From 1996, he was vice-minister of the Lithuanian Ministry of Culture, also the country's advisor for cultural affairs the following year. He was from 1999 director of the National Drama Theatre, and from 2000 director of the National Small Theatre of Vilnius. In 2005, he served again as vice-minister. From 2006 to 2008, he was cultural advisor to the Prime Minister. He was cultural attaché at the Embassy of Lithuania in Moscow from 2011 to 2012, and then again advisor to the Prime Minister until 2016.

Latėnas received the Lithuanian National Culture and Art Prize for "The sounding Lithuanian theatre, and music as a worthwhile counterpart in theatrical action". In June 2016, the Lithuanian National Philharmonic Society organised a concert on the occasion of his 60th birthday, entitled Faustas Latėnas. Music as Theatre. Instrumental soloists and ensembles, the Vilnius State Choir and the Lithuanian National Symphony Orchestra, conducted by Robertas Šervenikas, performed works by Latėnas including chamber music and Agnus Dei for choir, organ and orchestra.

Latėnas died at age 64. He was buried at Antakalnis Cemetery three days later.

== Work ==
Latėnas composed incidental music for 200 drama and puppet theatre productions, often recognized by awards. Even his non-theatrical works often sound dramatic. He named his style "post-social realism", expressing emotional aspects such as "joy, sadness and sarcasm". He composed for a 2019 Dutch-Lithuanian collaboration for The King Ubu at the Lele Theatre.

He also composed soundtracks for nine films, including My Little Wife, The Children from the Hotel America and Wooden Staircase, and for 20 documentaries, and music for five television productions. He said:
I have always regarded theatre as a refreshing current in my concert music, something like an islet where one is free to incarnate the most radical, banal, or quirky thoughts, because the attitude to theatre music has always been more lenient.

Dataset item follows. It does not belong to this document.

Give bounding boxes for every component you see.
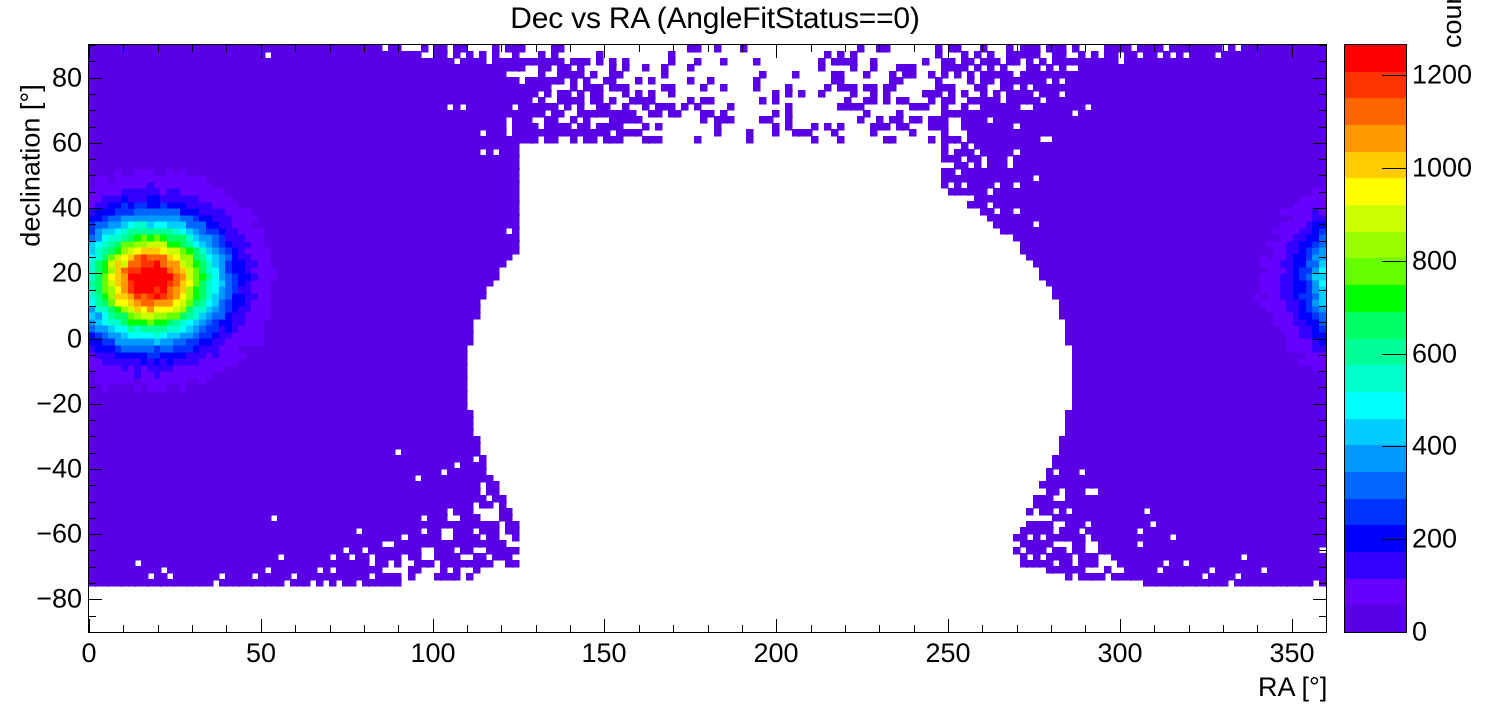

The 1978 Cello Sonata was recorded by David Geringas and Indrė Baikštytė in a collection "Sound of Lithuania". Chamber music by Latėnas was recorded in 2006, including the Flute Sonata (1977), the Cello Sonata (1978), the Violin Sonata (1983) and the String Quartet No. 2 "Šviesiam atminimui" ("In loving memory", 1986). The composer said that he dedicated the string quartet "to the loving memory of all the good friends who emigrated from Lithuania; it's music for the loving memory of all the happy moments I've experienced; it is music for a loving memory of all dear people who are no longer with us". Another CD, ...in extremis..., included in 2008 the String Quartet No. 1 "...in extremis...", piano music, and the Rondo Sonata for Saxophone and Piano.